Career Resources

Using Feedback

Feedback is an indispensable element for effective career management. It can be generated through self-assessment instruments, such as the Myers Briggs Type Indicator® used in ACHE’s Personality Type Assessment, or can be provided by colleagues through assessment instruments that provide quantitative data describing some aspect of our performance. For instance, ACHE offers the Benchmarks® 360-degree leadership assessment, which captures information from your boss, peers, and direct reports. Quantitative data presents measurements of your aptitude and achievement while qualitative results express a more opinion-based evaluation of quality. But no matter what form the feedback takes, its full value cannot be realized unless it is acted upon. Read on to find out how to give effective feedback and act on the feedback you receive.

Will feedback provide absolute answers to what I should do?

When receiving quantitative feedback one must first “come to terms” with the data before the numbers become useful information. Data are neutral and must be critically examined. You have to make decisions about data and what they mean. Ask yourself, “Do the results square with other feedback I’ve received?” If they don’t, maybe their validity or reliability needs to be examined. The situation and circumstances that exist when you collect quantitative feedback can influence results. One CEO whose feedback from direct reports came out only mediocre was surprisingly delighted. Why? His answer was, “I was brought into my job to turn this place around. It was painful and staff were hurting when they answered this. But look, they don’t think I’m terrible.”

I’m uncomfortable giving feedback. Is there a way to make the experience more positive?

Qualitative feedback can also be challenging to give and receive. Such feedback often occurs in face-to-face situations such as between a boss and subordinate or a mentor and protégé. Often the information being conveyed is based on perceptions of behavior. Perceptions are personalized and subject to different interpretations. To eliminate misunderstanding and skepticism, qualitative feedback should be specific and sincere and it should describe the personal impact of the behavior under discussion. Provide examples of behavior and acknowledge that the observations are perceptions, remaining open to the colleague’s reactions and requests for clarification.
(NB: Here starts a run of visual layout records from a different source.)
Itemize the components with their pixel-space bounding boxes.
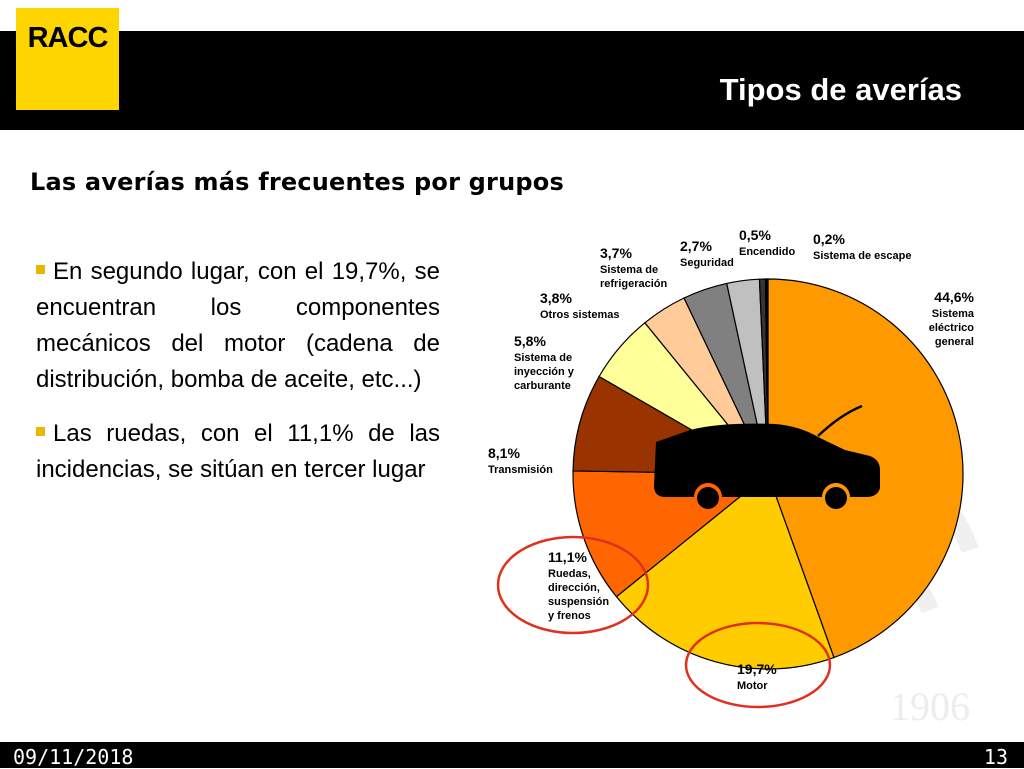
pie-chart: 44,6% Sistema eléctrico general 19,7% Motor 11…: [488, 227, 975, 709]
bullet-square-icon: [36, 427, 45, 436]
racc-logo: RACC: [16, 8, 119, 110]
pie-label-name: Ruedas,: [548, 568, 591, 580]
pie-label-name: general: [935, 336, 974, 348]
pie-label-1: 19,7% Motor: [737, 661, 777, 692]
pie-label-name: inyección y: [514, 366, 575, 378]
bullet-item: En segundo lugar, con el 19,7%, se encue…: [36, 254, 440, 398]
pie-label-name: Sistema de: [514, 352, 572, 364]
pie-label-name: Motor: [737, 680, 768, 692]
slide-title: Tipos de averías: [719, 72, 962, 107]
pie-label-name: refrigeración: [600, 278, 668, 290]
pie-label-pct: 44,6%: [934, 289, 974, 305]
pie-label-pct: 0,2%: [813, 231, 845, 247]
pie-label-pct: 0,5%: [739, 227, 771, 243]
pie-label-8: 0,5% Encendido: [739, 227, 796, 258]
pie-label-name: dirección,: [548, 582, 600, 594]
pie-label-pct: 3,8%: [540, 290, 572, 306]
header-bar: [0, 31, 1024, 130]
pie-label-pct: 3,7%: [600, 245, 632, 261]
highlight-circle-motor: [684, 621, 832, 709]
pie-label-name: y frenos: [548, 610, 591, 622]
pie-label-0: 44,6% Sistema eléctrico general: [929, 289, 975, 348]
logo-text: RACC: [27, 22, 109, 54]
pie-label-name: Sistema: [932, 308, 975, 320]
pie-label-name: Otros sistemas: [540, 309, 619, 321]
pie-label-3: 8,1% Transmisión: [488, 445, 553, 476]
bullet-list: En segundo lugar, con el 19,7%, se encue…: [36, 254, 440, 506]
pie-label-name: carburante: [514, 380, 571, 392]
pie-label-name: eléctrico: [929, 322, 975, 334]
pie-label-name: Sistema de: [600, 264, 658, 276]
pie-label-4: 5,8% Sistema de inyección y carburante: [514, 333, 575, 392]
pie-label-5: 3,8% Otros sistemas: [540, 290, 619, 321]
pie-label-6: 3,7% Sistema de refrigeración: [600, 245, 668, 290]
pie-label-7: 2,7% Seguridad: [680, 238, 734, 269]
watermark-year: 1906: [890, 684, 970, 729]
pie-label-pct: 2,7%: [680, 238, 712, 254]
pie-label-9: 0,2% Sistema de escape: [813, 231, 911, 262]
pie-label-name: suspensión: [548, 596, 609, 608]
pie-label-pct: 8,1%: [488, 445, 520, 461]
bullet-item: Las ruedas, con el 11,1% de las incidenc…: [36, 416, 440, 488]
pie-label-pct: 5,8%: [514, 333, 546, 349]
footer-date: 09/11/2018: [13, 745, 134, 769]
page-number: 13: [983, 745, 1008, 769]
bullet-text: Las ruedas, con el 11,1% de las incidenc…: [36, 420, 440, 483]
pie-label-name: Transmisión: [488, 464, 553, 476]
pie-label-pct: 19,7%: [737, 661, 777, 677]
pie-label-name: Seguridad: [680, 257, 734, 269]
pie-label-pct: 11,1%: [548, 549, 587, 565]
highlight-circle-ruedas: [496, 535, 650, 635]
pie-label-2: 11,1% Ruedas, dirección, suspensión y frenos: [548, 549, 609, 622]
pie-label-name: Sistema de escape: [813, 250, 911, 262]
pie-label-name: Encendido: [739, 246, 796, 258]
bullet-text: En segundo lugar, con el 19,7%, se encue…: [36, 258, 440, 393]
section-subtitle: Las averías más frecuentes por grupos: [30, 168, 564, 196]
car-silhouette-icon: [654, 404, 880, 509]
bullet-square-icon: [36, 265, 45, 274]
footer-bar: [0, 742, 1024, 768]
pie-labels: 44,6% Sistema eléctrico general 19,7% Motor 11…: [488, 227, 975, 692]
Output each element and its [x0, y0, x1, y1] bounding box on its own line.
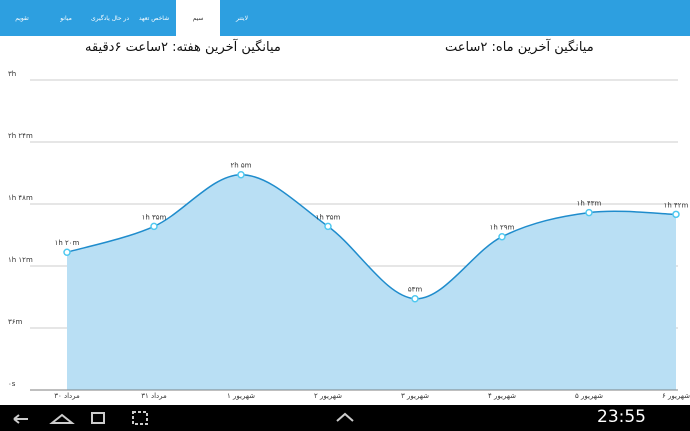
data-label: ۵۳m — [408, 286, 423, 294]
tab[interactable]: لایتنر — [235, 14, 249, 22]
week-average: میانگین آخرین هفته: ۲ساعت ۶دقیقه — [85, 40, 281, 55]
x-tick-label: ۳ شهریور — [401, 392, 429, 400]
y-tick-label: ۱h ۱۲m — [8, 256, 33, 264]
x-tick-label: ۴ شهریور — [488, 392, 516, 400]
y-tick-label: ۰s — [8, 380, 16, 388]
data-label: ۱h ۲۹m — [490, 224, 515, 232]
nav-buttons[interactable] — [0, 405, 200, 431]
x-tick-label: ۲ شهریور — [314, 392, 342, 400]
data-point — [237, 170, 245, 179]
y-tick-label: ۲h ۲۴m — [8, 132, 33, 140]
x-tick-label: ۳۱ مرداد — [141, 392, 167, 400]
x-tick-label: ۱ شهریور — [227, 392, 255, 400]
data-label: ۱h ۳۵m — [142, 213, 167, 221]
tab-bar: تقویم میانو در حال یادگیری شاخص تعهد سیم لایت… — [0, 0, 690, 36]
tab[interactable]: میانو — [60, 14, 72, 22]
tab[interactable]: سیم — [176, 0, 220, 36]
data-label: ۲h ۵m — [231, 162, 252, 170]
system-bar: 23:55 — [0, 405, 690, 431]
menu-button[interactable] — [330, 405, 360, 431]
data-label: ۱h ۴۳m — [577, 200, 602, 208]
y-tick-label: ۳۶m — [8, 318, 23, 326]
y-tick-label: ۳h — [8, 70, 16, 78]
data-point — [411, 294, 419, 303]
x-tick-label: ۳۰ مرداد — [54, 392, 80, 400]
clock: 23:55 — [597, 407, 646, 427]
tab[interactable]: در حال یادگیری — [90, 14, 130, 22]
data-label: ۱h ۴۲m — [664, 201, 689, 209]
tab[interactable]: شاخص تعهد — [138, 14, 170, 22]
area-line — [66, 173, 677, 300]
data-point — [498, 232, 506, 241]
area-fill — [67, 174, 676, 390]
data-point — [585, 208, 593, 217]
y-tick-label: ۱h ۴۸m — [8, 194, 33, 202]
data-label: ۱h ۳۵m — [316, 213, 341, 221]
data-label: ۱h ۲۰m — [55, 239, 80, 247]
data-point — [672, 210, 680, 219]
data-point — [63, 248, 71, 256]
tab[interactable]: تقویم — [15, 14, 29, 22]
x-tick-label: ۶ شهریور — [662, 392, 690, 400]
x-tick-label: ۵ شهریور — [575, 392, 603, 400]
chart: ۰s ۳۶m ۱h ۱۲m ۱h ۴۸m ۲h ۲۴m ۳h ۱h ۲۰m ۱h ۳۵m ۲h … — [8, 70, 690, 400]
month-average: میانگین آخرین ماه: ۲ساعت — [445, 40, 594, 55]
data-point — [150, 222, 158, 231]
data-point — [324, 222, 332, 231]
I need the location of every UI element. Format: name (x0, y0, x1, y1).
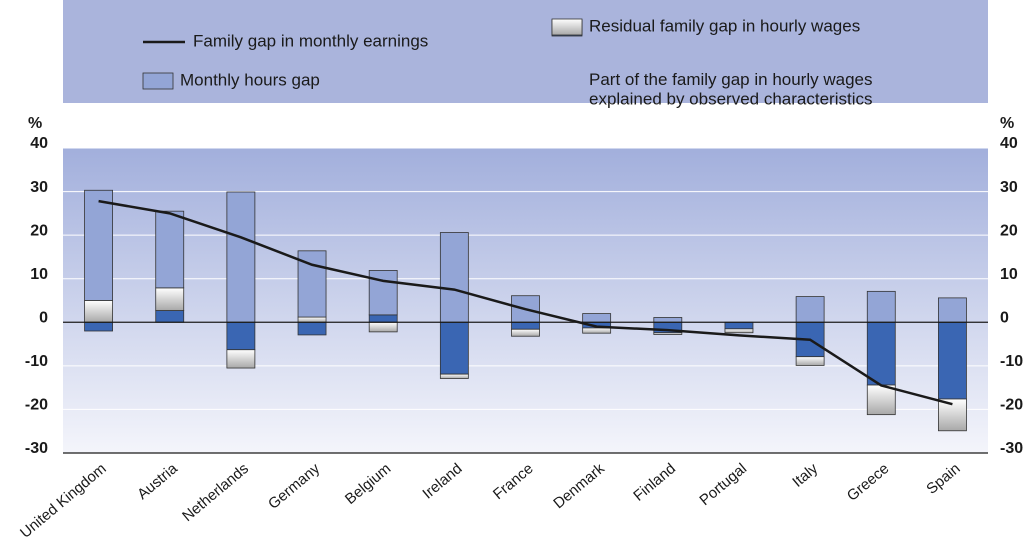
y-tick-label: -20 (25, 397, 48, 414)
y2-tick-label: -20 (1000, 397, 1023, 414)
bar (297, 321, 327, 336)
y-tick-label: 20 (30, 222, 48, 239)
bar (866, 384, 896, 416)
bar (439, 373, 469, 379)
legend-swatch (142, 72, 174, 90)
x-tick-label: Ireland (419, 460, 465, 503)
x-tick-label: Belgium (342, 460, 394, 508)
bar (155, 287, 185, 311)
bar (155, 210, 185, 289)
y2-tick-label: -30 (1000, 440, 1023, 457)
y-tick-label: 40 (30, 135, 48, 152)
bar (938, 321, 967, 400)
bar (938, 398, 967, 432)
bar (297, 316, 327, 323)
y2-tick-label: 20 (1000, 222, 1018, 239)
bar (866, 321, 896, 386)
bar (724, 321, 754, 330)
legend-box (63, 0, 988, 103)
x-tick-label: Greece (844, 460, 893, 505)
bar (653, 332, 683, 335)
bar (724, 328, 754, 334)
x-tick-label: Germany (265, 460, 324, 513)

In completing a self-assessment, one should avoid trying to produce outcomes that “validate” one’s ideal self. When rating others, executives should attempt to separate situational influences from the trait under consideration—such as leadership or personality. It is especially important for peers in highly structured cultures to avoid adhering to unwritten codes of solidarity, such as always rating a fellow executive at three or above on a five-point scale. Remember that the purpose of evaluation is to help the subject improve.

What if I receive negative reviews?

When receiving qualitative feedback, listen to the whole story without interrupting or interjecting objections. If the feedback has been general, seek specific examples and guidance for corrective action. Sometimes comments are unexpectedly critical. In these instances, anticipate an emotional surge and hold off on a comprehensive response until enough time passes for that energy to dissipate and cool reflection can occur. This is a forum for constructive input, not punitive attacks.

How should I use the feedback?

Capitalizing on feedback involves personal goal setting. Too often, getting the feedback is all that happens. To make change happen, we have to create space in our life for the effort to change and be persistent. We must give our goals a high priority on our time, attention, and energy.

A good goal is specific, measurable, and attainable. If you want to become proficient using graphics on a personal computer, specify that “I will learn to create a 10-minute presentation using PowerPoint or Presentation software.” The goal should also be relevant. There are many competing priorities in life; if you are going to change some aspect of your behavior, it should benefit your career and/or personal life. And finally, you should create a schedule with milestones. What is the one best first step? Write it down! Remember that establishing and realizing goals is another area of endeavor that is enhanced by involving others for support and encouragement. By making a public commitment, you increase the challenge and motivation to succeed.

Myers Briggs Type Indicator is a registered trademark of Consulting Psychologists Press, Inc. Benchmarks is a registered trademark of the Center for Creative Leadership.